Sunday, September 15, 2013

Walking around the Qutb Minar

Courtyard view

A few weeks ago I realized I was at my last free weekend before volleyball started. Despite limping around with a cast on my foot I was determined to take advantage of time that would soon be in short supply. So I decided to take a trip to one of the main sites in Delhi which, despite it being the beginning of my third year, I had never visited...the Qutb Minar. On a bustling street corner, after crossing the road three times (turns out the ticket office is on the opposite side of the road from the monument itself) we entered into a green space whose main focus had my neck cricked back so I could stare into the sky. This sandstone column rises 72.5 meters (238 feet) into the air and is the highest stone tower in India. It was constructed as a huge minaret in the courtyard of the Quwwatu'l-Islam mosque which dates from 1198 and was pieced together using fragments of demolished Hindu temples giving an unusual design of stone work in a mosque.

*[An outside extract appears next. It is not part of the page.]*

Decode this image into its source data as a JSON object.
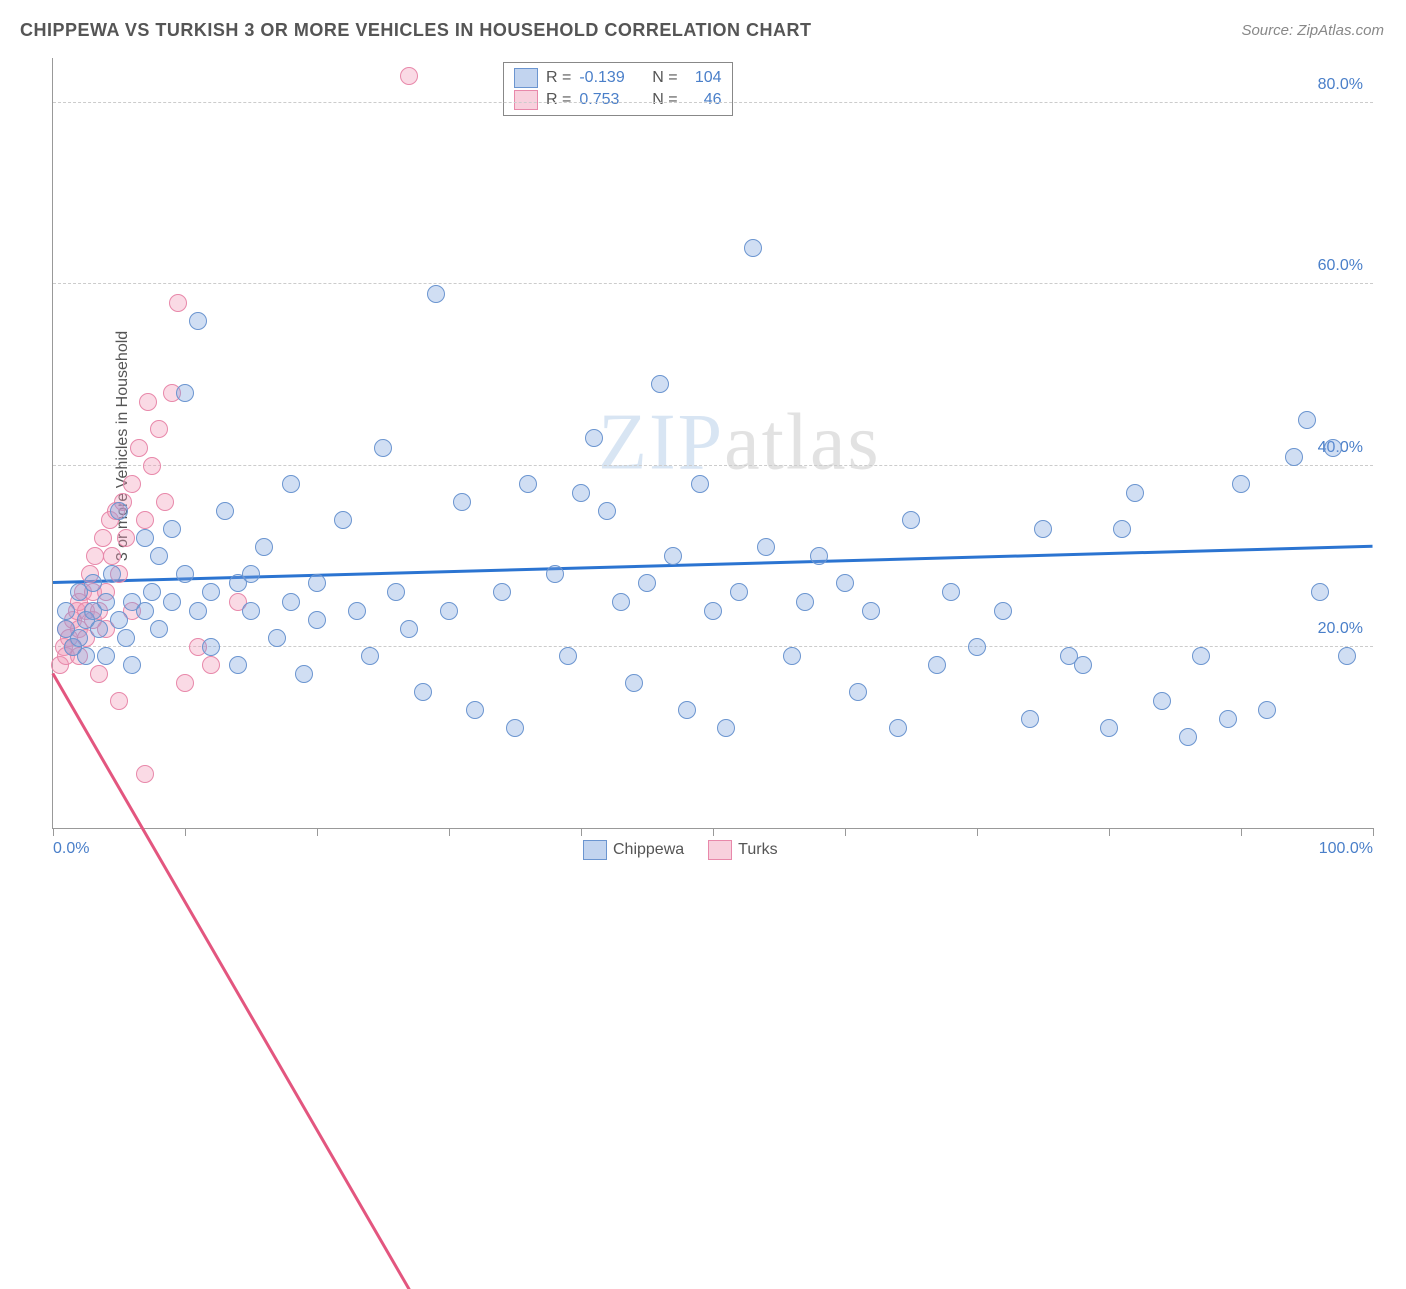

The Qutb Minar itself was begun in 1202 and continued to be added on to and renovated until 1503. In addition to this massive tower and the remains of the mosque there are numerous tombs on the grounds, a madrasa, an unusual iron pillar with a Sanskrit inscription (which may attribute its pristine state in part to being regularly covered in ghee in its past), and the rubble of the beginnings of a second enormous minaret which never got very far off the ground.